Not all Jewish Americans are pleased with recent events.
FLAME (Facts and Logic About the Middle East), the San Francisco-based
hawkish organization, continued its series of advertisements, the
theme of which is that the Palestinians are not to be trusted. The
headline of one post handshake ad was, "Israel's Peace with
the PLO: Can the leopard change his spots . . .the wolf become a
lamb?" The text said in part: "Israel is making this fateful
arrangement with a terror organization. According to the PLO 'covenant,'
which has never been rescinded, it has only one aim: the destruction
of the state of Israel through force and violence. The Palestinian
state to be formed will not be limited to the 'West Bank' and the
Gaza Strip. It specifically includes all of the state of
Israel—and that means all of Jerusalem, Tel Aviv, Haifa, the
Negev, and the Galilee—the whole country. Any deviation from
that goal is only a temporary tactical maneuver. "
The ad goes on to say that giving the Palestinians
control over Gaza or any part of the West Bank "puts Israel
in mortal peril . . . The basic conflict is not between Israel and
the 'Palestinians,' with whom some accommodation, some arrangement
of autonomy, could certainly be reached. The basic conflict is with
the Arab nations, all of which, with the sole exception of Egypt,
are still in a state of war with Israel. "

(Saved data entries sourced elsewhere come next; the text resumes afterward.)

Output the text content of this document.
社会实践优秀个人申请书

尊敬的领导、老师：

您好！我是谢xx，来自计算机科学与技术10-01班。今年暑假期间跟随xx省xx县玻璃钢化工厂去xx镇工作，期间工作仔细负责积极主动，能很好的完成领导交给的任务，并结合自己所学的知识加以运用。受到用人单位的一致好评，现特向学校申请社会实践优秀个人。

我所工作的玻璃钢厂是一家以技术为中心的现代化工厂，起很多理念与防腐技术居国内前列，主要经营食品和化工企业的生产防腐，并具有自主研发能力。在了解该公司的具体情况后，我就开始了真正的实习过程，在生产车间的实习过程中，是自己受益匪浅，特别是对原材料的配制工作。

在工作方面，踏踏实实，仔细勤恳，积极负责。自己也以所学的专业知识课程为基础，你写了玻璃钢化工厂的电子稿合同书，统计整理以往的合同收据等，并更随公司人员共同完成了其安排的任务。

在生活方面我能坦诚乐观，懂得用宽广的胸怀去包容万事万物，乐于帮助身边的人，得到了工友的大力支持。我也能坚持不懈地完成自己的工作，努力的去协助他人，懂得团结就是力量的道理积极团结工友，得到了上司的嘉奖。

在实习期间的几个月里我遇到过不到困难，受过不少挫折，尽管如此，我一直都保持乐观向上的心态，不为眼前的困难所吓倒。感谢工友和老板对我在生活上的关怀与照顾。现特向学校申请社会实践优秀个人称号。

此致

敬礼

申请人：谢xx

The ad concludes: "We all want peace and, surely,
besieged Israel, which has been under constant attack since the
day of its creation, wants peace more than anybody. And it is likely
that such a fervent wish for peace has led Israel into making fateful
concessions to Yasser Arafat and the PLO. It will be almost impossible
to reverse what has been done. The process of empowering the Palestinians
will almost certainly result in a Palestinian state. Will it, as
we are told, be 'democratic' and peaceful? Not likely! Every one
of the 22 Arab states is totalitarian, ruled autocratically, and
is ruthlessly abusive of human rights. Another Lebanon, carved on
Israel's back, with never-ending strife and bloodshed is much more
likely, a source of constant terrorist attacks against Israel and
ultimately the source of a new Middle East war, in which Israel's
ability to defend itself and to prevail would be in serious question."